Another school head said the abuse of Jolly Juice powder at the school was getting out of hand.
“The students are engaging in all these activities from children as young as those in the Early Childhood Development classes, who have their senior brothers in the upper grades,” he said.
“The biggest challenge, however, in trying to solve the crisis is the issue of teacher’s absence due to incapacitation and poor remuneration while on the other hand, reducing this crisis has been hampered by the laws governing children’s protection rights.
He added: ” We have been warned against punishing or beating a child, so even though we are constantly reminded of how these laws work, we have not been given practical solutions to reprimand the children.
“In the end teachers and the whole administration end up doing nothing to avoid situations like losing your job, jail sentences and community rejection. “
Jabulani Mpofu, Matabeleland North provincial education director, said he had received reports about the abuse of Jolly Juice powder in schools in the province and investigations would be carried out to establish the extent of the problem.
“I was contacted by my ministry in Harare to look into this matter,” Mpofu said.
“I gather that primary schools like Chinotimba and Baobab have the highest cases of sniffing and smoking of jolly juice.
“So that’s what we will be investigating.”
Taungana Ndoro, the Primary and Secondary Education ministry spokesperson, said they were aware of the crisis in schools, but said it was the responsibility of parents and guardians to fight the scourge.
“We have heard about the issue of learners who smoke Jolly Juice powder, but we can’t ban it as the ministry because it’s something that is bought by the parents,” Ndoro said.
“Our policy is clear that we will never support such substances and alcohol or marijuana smoking.
“So now it’s going to be up to the Zimbabwe Revenue Authority to monitor (the importation of) those substances such as jolly juice that come through our border posts, which are described as legal, but with toxic and harmful substances.”
He added: “The issue of monitoring the children does not fall on the shoulders of the Ministry of Primary and Secondary Education.

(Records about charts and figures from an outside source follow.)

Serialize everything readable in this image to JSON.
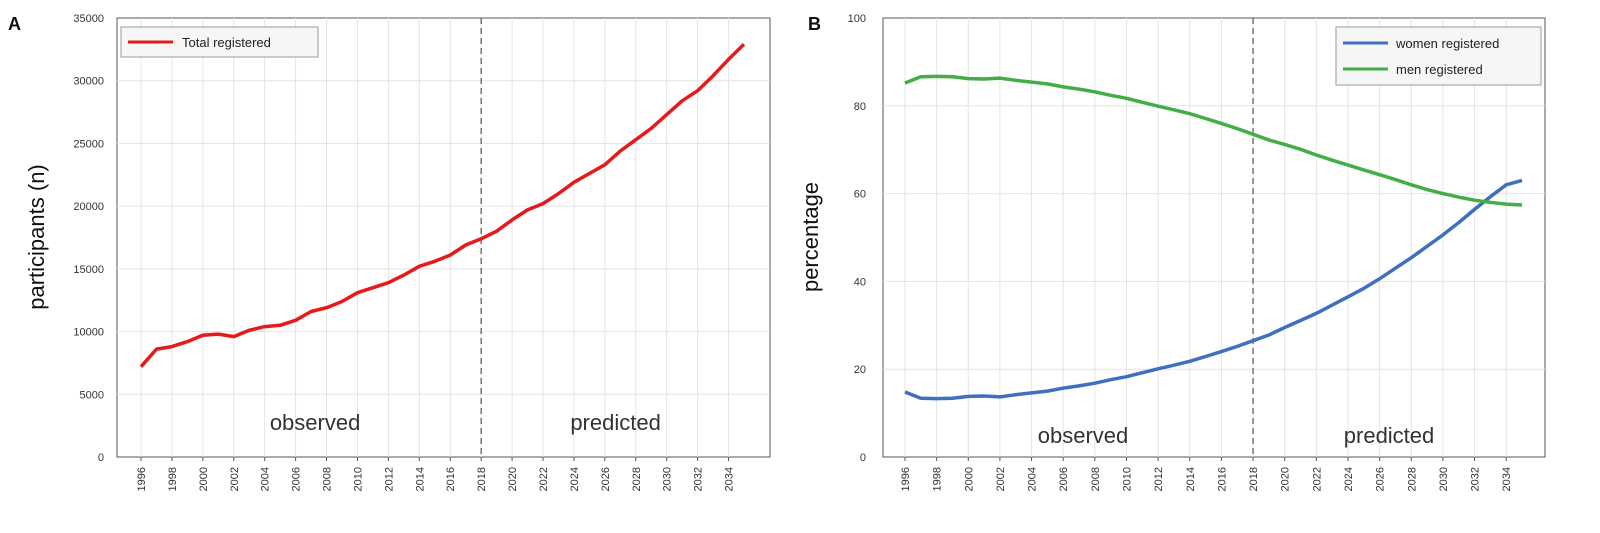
{
  "chart_data": [
    {
      "panel": "A",
      "type": "line",
      "title": "",
      "xlabel": "",
      "ylabel": "participants (n)",
      "xlim": [
        1996,
        2035
      ],
      "ylim": [
        0,
        35000
      ],
      "yticks": [
        0,
        5000,
        10000,
        15000,
        20000,
        25000,
        30000,
        35000
      ],
      "xticks": [
        1996,
        1998,
        2000,
        2002,
        2004,
        2006,
        2008,
        2010,
        2012,
        2014,
        2016,
        2018,
        2020,
        2022,
        2024,
        2026,
        2028,
        2030,
        2032,
        2034
      ],
      "grid": true,
      "legend_position": "top-left",
      "divider_x": 2018,
      "region_labels": [
        "observed",
        "predicted"
      ],
      "series": [
        {
          "name": "Total registered",
          "color": "#e8191b",
          "x": [
            1996,
            1997,
            1998,
            1999,
            2000,
            2001,
            2002,
            2003,
            2004,
            2005,
            2006,
            2007,
            2008,
            2009,
            2010,
            2011,
            2012,
            2013,
            2014,
            2015,
            2016,
            2017,
            2018,
            2019,
            2020,
            2021,
            2022,
            2023,
            2024,
            2025,
            2026,
            2027,
            2028,
            2029,
            2030,
            2031,
            2032,
            2033,
            2034,
            2035
          ],
          "y": [
            7200,
            8600,
            8800,
            9200,
            9700,
            9800,
            9600,
            10100,
            10400,
            10500,
            10900,
            11600,
            11900,
            12400,
            13100,
            13500,
            13900,
            14500,
            15200,
            15600,
            16100,
            16900,
            17400,
            18000,
            18900,
            19700,
            20200,
            21000,
            21900,
            22600,
            23300,
            24400,
            25300,
            26200,
            27300,
            28400,
            29200,
            30400,
            31700,
            32900
          ]
        }
      ]
    },
    {
      "panel": "B",
      "type": "line",
      "title": "",
      "xlabel": "",
      "ylabel": "percentage",
      "xlim": [
        1996,
        2035
      ],
      "ylim": [
        0,
        100
      ],
      "yticks": [
        0,
        20,
        40,
        60,
        80,
        100
      ],
      "xticks": [
        1996,
        1998,
        2000,
        2002,
        2004,
        2006,
        2008,
        2010,
        2012,
        2014,
        2016,
        2018,
        2020,
        2022,
        2024,
        2026,
        2028,
        2030,
        2032,
        2034
      ],
      "grid": true,
      "legend_position": "top-right",
      "divider_x": 2018,
      "region_labels": [
        "observed",
        "predicted"
      ],
      "series": [
        {
          "name": "women registered",
          "color": "#3f6fbf",
          "x": [
            1996,
            1997,
            1998,
            1999,
            2000,
            2001,
            2002,
            2003,
            2004,
            2005,
            2006,
            2007,
            2008,
            2009,
            2010,
            2011,
            2012,
            2013,
            2014,
            2015,
            2016,
            2017,
            2018,
            2019,
            2020,
            2021,
            2022,
            2023,
            2024,
            2025,
            2026,
            2027,
            2028,
            2029,
            2030,
            2031,
            2032,
            2033,
            2034,
            2035
          ],
          "y": [
            14.8,
            13.4,
            13.3,
            13.4,
            13.8,
            13.9,
            13.7,
            14.2,
            14.6,
            15.0,
            15.7,
            16.2,
            16.8,
            17.6,
            18.3,
            19.2,
            20.1,
            20.9,
            21.8,
            22.9,
            24.0,
            25.2,
            26.5,
            27.8,
            29.5,
            31.1,
            32.7,
            34.6,
            36.5,
            38.4,
            40.6,
            43.0,
            45.4,
            48.0,
            50.6,
            53.4,
            56.4,
            59.3,
            62.0,
            63.0
          ]
        },
        {
          "name": "men registered",
          "color": "#44ad47",
          "x": [
            1996,
            1997,
            1998,
            1999,
            2000,
            2001,
            2002,
            2003,
            2004,
            2005,
            2006,
            2007,
            2008,
            2009,
            2010,
            2011,
            2012,
            2013,
            2014,
            2015,
            2016,
            2017,
            2018,
            2019,
            2020,
            2021,
            2022,
            2023,
            2024,
            2025,
            2026,
            2027,
            2028,
            2029,
            2030,
            2031,
            2032,
            2033,
            2034,
            2035
          ],
          "y": [
            85.2,
            86.6,
            86.7,
            86.6,
            86.2,
            86.1,
            86.3,
            85.8,
            85.4,
            85.0,
            84.3,
            83.8,
            83.2,
            82.4,
            81.7,
            80.8,
            79.9,
            79.1,
            78.2,
            77.1,
            76.0,
            74.8,
            73.5,
            72.2,
            71.2,
            70.1,
            68.8,
            67.6,
            66.5,
            65.4,
            64.3,
            63.2,
            62.0,
            60.9,
            60.0,
            59.2,
            58.5,
            58.0,
            57.6,
            57.4
          ]
        }
      ]
    }
  ]
}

“Discipline starts at home, so if you as a parent do not monitor or discipline your own child when they engage in such mischievous behaviour to make them pure and responsible citizens, l think that is expecting too much from the government.

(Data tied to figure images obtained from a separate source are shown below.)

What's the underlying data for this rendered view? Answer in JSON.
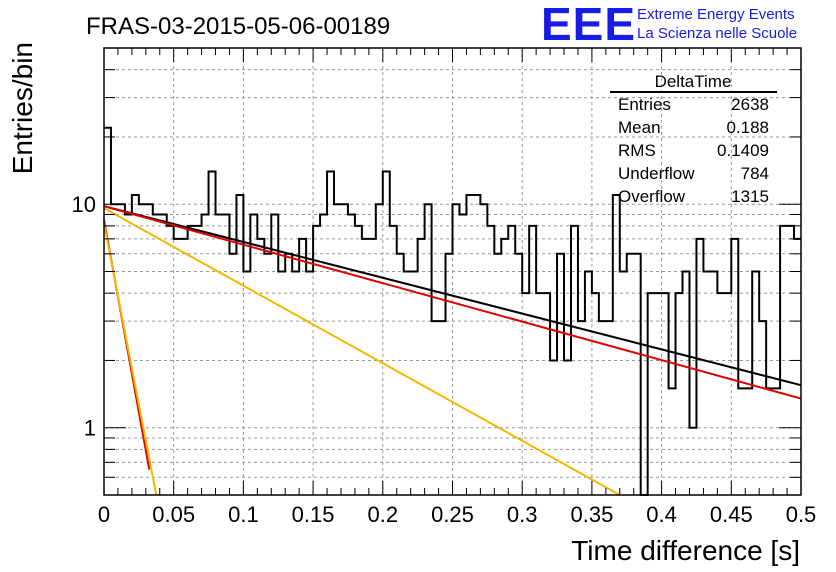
{
  "chart_data": {
    "type": "histogram",
    "title": "FRAS-03-2015-05-06-00189",
    "xlabel": "Time difference [s]",
    "ylabel": "Entries/bin",
    "xlim": [
      0,
      0.5
    ],
    "ylim": [
      0.5,
      50
    ],
    "yscale": "log",
    "grid": true,
    "x_ticks": [
      "0",
      "0.05",
      "0.1",
      "0.15",
      "0.2",
      "0.25",
      "0.3",
      "0.35",
      "0.4",
      "0.45",
      "0.5"
    ],
    "y_ticks": [
      "1",
      "10"
    ],
    "bin_width": 0.005,
    "values": [
      22,
      10,
      10,
      9,
      11,
      10,
      10,
      9,
      9,
      8,
      7,
      7,
      8,
      8,
      9,
      14,
      9,
      9,
      6,
      11,
      5,
      9,
      7,
      6,
      9,
      5,
      6,
      5,
      7,
      5,
      8,
      9,
      14,
      10,
      10,
      9,
      8,
      7,
      7,
      10,
      14,
      8,
      6,
      5,
      5,
      7,
      10,
      3,
      3,
      6,
      10,
      9,
      11,
      11,
      10,
      8,
      6,
      7,
      8,
      6,
      4,
      8,
      4,
      4,
      2,
      6,
      2,
      8,
      3,
      5,
      4,
      3,
      3,
      11,
      5,
      6,
      6,
      0,
      4,
      4,
      4,
      1.5,
      4,
      5,
      1,
      7,
      5,
      5,
      4,
      4,
      7,
      1.5,
      1.5,
      5,
      3,
      1.5,
      1.5,
      8,
      8,
      7
    ],
    "fits": [
      {
        "color": "#000000",
        "y0": 9.8,
        "y_at_0.5": 1.55
      },
      {
        "color": "#e00000",
        "y0": 9.8,
        "y_at_0.5": 1.35
      },
      {
        "color": "#e00000",
        "y0": 8.5,
        "y_at_0.0325": 0.65
      },
      {
        "color": "#f5b800",
        "y0": 8.2,
        "y_at_0.0375": 0.5
      },
      {
        "color": "#f5b800",
        "y0": 9.6,
        "y_at_0.37": 0.5
      }
    ],
    "stats": {
      "title": "DeltaTime",
      "rows": [
        {
          "label": "Entries",
          "value": "2638"
        },
        {
          "label": "Mean",
          "value": "0.188"
        },
        {
          "label": "RMS",
          "value": "0.1409"
        },
        {
          "label": "Underflow",
          "value": "784"
        },
        {
          "label": "Overflow",
          "value": "1315"
        }
      ]
    }
  },
  "logo": {
    "letters": "EEE",
    "line1": "Extreme Energy Events",
    "line2": "La Scienza nelle Scuole",
    "color": "#1a1ae6"
  }
}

“It is the parents, the community and the guardians who are supposed to be fully involved in monitoring their children’s behaviour before they report for school.”
Jolly Juice powder contains chemicals such as sodium cyclamate, colouring agents such as tartrazine and sweeteners among other ingredients that are said to have harmful effects on the body, including the brain.
One study revealed that tartrazine once sniffed ” is reduced to an aromatic amine, which is a highly sensitive substance producing reactions such as urticarial (skin rash), rhinitis (runny nose), asthma, purpura (purple skin bruising) and systemic anaphylaxis (shock).”
According to the Zimbabwe Civil Liberties and Drugs Network (ZCLDN) survey, drug abuse has become a serious problem among youths who in 2019 made up 45 percent of the patients admitted into the country’s mental health institutions.
ZCLDN said the number of youths reported to engage in drug abuse in 2017 was pegged at 43 percent and the figure rose to 45 percent in 2018 and 57 percent in 2019.
A 2020 study done by Zimbabwe Open University on drug abuse in secondary schools found that most students become addicted to drugs due to peer pressure and notorious behaviour that is driven by academic failures, stress and limited freedom.